The problem: A hard blow to the head that can result in loss of consciousness.

When to get help: Many blows to the head produce nothing more than a tender bump. Others injure or bruise the brain and require immediate attention. A child who loses consciousness for more than 60 seconds, vomits repeatedly or can't be roused from sleep should be taken to the doctor.
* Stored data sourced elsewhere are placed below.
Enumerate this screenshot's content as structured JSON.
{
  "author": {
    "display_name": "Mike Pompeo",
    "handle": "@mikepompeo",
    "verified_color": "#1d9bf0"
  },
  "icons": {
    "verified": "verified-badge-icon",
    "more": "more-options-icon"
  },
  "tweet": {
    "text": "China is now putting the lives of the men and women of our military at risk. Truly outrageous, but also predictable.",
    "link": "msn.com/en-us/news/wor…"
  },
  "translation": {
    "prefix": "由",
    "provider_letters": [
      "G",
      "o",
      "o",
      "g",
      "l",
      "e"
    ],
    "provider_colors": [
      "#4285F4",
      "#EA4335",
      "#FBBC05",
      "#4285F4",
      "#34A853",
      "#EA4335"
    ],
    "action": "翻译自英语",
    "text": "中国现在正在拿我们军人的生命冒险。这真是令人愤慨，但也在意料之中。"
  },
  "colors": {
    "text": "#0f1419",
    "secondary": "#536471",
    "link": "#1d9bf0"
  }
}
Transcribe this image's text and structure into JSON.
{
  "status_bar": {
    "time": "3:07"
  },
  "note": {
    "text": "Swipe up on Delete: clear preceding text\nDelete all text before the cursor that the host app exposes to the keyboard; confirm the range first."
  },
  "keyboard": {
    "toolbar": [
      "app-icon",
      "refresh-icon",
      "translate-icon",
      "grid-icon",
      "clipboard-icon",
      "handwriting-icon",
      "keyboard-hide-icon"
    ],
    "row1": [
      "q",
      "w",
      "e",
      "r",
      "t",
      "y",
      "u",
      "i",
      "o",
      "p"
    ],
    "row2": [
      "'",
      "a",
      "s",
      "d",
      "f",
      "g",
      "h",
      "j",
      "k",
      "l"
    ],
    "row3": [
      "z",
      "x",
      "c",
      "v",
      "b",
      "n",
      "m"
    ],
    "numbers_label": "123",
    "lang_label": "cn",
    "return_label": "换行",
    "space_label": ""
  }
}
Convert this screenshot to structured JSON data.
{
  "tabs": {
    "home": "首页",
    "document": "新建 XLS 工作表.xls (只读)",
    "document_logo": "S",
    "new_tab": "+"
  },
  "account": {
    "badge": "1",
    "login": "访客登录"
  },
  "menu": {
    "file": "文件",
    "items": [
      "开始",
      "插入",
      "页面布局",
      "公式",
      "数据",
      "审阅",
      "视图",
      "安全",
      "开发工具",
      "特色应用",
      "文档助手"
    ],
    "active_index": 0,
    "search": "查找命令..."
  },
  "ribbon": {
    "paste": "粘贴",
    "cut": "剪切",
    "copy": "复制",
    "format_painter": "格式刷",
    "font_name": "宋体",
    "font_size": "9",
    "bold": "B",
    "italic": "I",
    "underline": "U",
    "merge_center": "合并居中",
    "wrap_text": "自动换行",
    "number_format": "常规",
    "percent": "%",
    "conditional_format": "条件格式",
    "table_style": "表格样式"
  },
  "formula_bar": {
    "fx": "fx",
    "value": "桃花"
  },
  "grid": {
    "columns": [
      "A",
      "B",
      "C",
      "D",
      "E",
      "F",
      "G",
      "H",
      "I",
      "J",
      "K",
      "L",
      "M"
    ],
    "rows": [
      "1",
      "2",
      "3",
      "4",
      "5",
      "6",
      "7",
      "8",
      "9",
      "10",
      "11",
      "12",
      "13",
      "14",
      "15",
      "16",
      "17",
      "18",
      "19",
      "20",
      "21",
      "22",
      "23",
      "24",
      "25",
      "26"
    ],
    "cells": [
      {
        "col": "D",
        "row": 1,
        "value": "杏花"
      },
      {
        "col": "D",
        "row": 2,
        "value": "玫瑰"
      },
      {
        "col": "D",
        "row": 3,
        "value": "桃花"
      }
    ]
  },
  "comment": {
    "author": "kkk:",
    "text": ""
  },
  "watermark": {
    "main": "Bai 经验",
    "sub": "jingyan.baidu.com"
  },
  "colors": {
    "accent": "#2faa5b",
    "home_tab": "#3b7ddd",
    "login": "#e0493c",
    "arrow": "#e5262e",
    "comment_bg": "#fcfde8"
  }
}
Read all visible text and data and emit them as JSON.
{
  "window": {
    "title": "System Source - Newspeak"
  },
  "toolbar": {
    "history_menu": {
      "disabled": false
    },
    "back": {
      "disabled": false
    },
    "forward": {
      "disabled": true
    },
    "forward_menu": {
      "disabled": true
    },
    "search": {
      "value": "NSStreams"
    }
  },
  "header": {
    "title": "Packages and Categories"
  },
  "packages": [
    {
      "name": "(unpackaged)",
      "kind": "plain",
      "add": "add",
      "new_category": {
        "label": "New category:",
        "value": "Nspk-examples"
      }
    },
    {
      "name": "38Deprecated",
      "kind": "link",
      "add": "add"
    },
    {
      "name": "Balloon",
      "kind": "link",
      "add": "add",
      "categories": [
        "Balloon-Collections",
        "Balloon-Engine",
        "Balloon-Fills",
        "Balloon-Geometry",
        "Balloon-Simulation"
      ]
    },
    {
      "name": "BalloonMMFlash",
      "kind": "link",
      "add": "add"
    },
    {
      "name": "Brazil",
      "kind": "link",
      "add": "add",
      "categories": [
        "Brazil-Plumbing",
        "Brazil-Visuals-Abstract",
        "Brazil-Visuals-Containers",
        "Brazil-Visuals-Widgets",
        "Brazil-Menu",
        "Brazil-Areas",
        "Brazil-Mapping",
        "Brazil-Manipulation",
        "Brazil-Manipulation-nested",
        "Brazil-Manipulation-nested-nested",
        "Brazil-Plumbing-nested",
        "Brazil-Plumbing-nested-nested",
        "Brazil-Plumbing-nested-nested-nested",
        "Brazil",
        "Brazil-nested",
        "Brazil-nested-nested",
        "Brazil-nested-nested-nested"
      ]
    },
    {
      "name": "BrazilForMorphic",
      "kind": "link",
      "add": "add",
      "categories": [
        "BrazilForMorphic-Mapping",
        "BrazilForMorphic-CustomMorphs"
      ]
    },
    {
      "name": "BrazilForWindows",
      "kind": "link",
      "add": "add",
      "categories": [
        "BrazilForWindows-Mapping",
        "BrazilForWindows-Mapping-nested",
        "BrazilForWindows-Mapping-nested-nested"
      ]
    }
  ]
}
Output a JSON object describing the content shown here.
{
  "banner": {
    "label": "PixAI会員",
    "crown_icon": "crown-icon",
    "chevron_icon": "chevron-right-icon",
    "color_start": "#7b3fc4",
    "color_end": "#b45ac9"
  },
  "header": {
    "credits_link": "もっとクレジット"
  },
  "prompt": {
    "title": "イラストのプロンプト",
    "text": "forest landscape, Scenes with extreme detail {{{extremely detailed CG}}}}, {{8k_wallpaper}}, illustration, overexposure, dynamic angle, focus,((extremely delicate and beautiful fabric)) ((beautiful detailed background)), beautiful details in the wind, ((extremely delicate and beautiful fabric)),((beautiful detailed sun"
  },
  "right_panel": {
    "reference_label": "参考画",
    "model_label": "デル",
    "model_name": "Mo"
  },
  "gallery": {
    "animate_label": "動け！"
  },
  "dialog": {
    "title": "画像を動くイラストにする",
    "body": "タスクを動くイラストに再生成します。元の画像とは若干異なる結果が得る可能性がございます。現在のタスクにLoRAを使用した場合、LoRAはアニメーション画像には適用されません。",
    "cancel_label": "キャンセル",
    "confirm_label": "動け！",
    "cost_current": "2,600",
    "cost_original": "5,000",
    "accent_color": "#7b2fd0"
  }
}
The same goes for a child who has a bump that's larger than 3 inches in diameter or who seems overly cranky or lethargic.

5. Vomiting

The problem: Children vomit for a myriad of reasons, most often because of the flu or gastrointestinal illnesses.

When to get help: Vomiting isn't a major medical worry unless it causes dehydration. If your child is vomiting everything you give her, reduce the quantity of fluids but increase the frequency. "Every fifteen or twenty minutes, give a few sips of fluid -- not water, which can be nauseating, but something like Pedialyte, an oral hydration solution," says Bruno. "Do that for three or four hours. If there's no vomiting, then increase the volume. If your child continues to vomit, call the doctor." Also contact your doctor if you notice any signs of dehydration -- the child hasn't urinated in six or more hours, has a dry mouth, sunken eyes or an absence of tears when crying. The soft spot on top of a baby's head will appear sunken if an infant becomes dehydrated.

6. Poisoning

The problem: According to a 1999 report in the American Journal of Emergency Medicine, 53 percent of poisonings involve children under the age of 6. Household chemicals and plants, prescription and over-the-counter drugs, and cosmetic items are high on the list of toxins.

When to get help: Play it safe and call the American Association of Poison Control Centers (800-222-1222) whenever your child has swallowed something not meant to be ingested. If you find your child near an open cabinet full of cleaning supplies but you're not sure what -- if anything -- he swallowed, smell the child's mouth, face and clothes. If you detect anything suspicious -- or you're simply not sure -- call poison control. Get immediate help if you notice signs of poisoning -- a staggering walk, vomiting and excessive sleeping. Never induce vomiting without the advice of poison control. Some substances, like bleach and drain cleaners, burn the esophagus on the way down -- which means they will also burn it on the way up.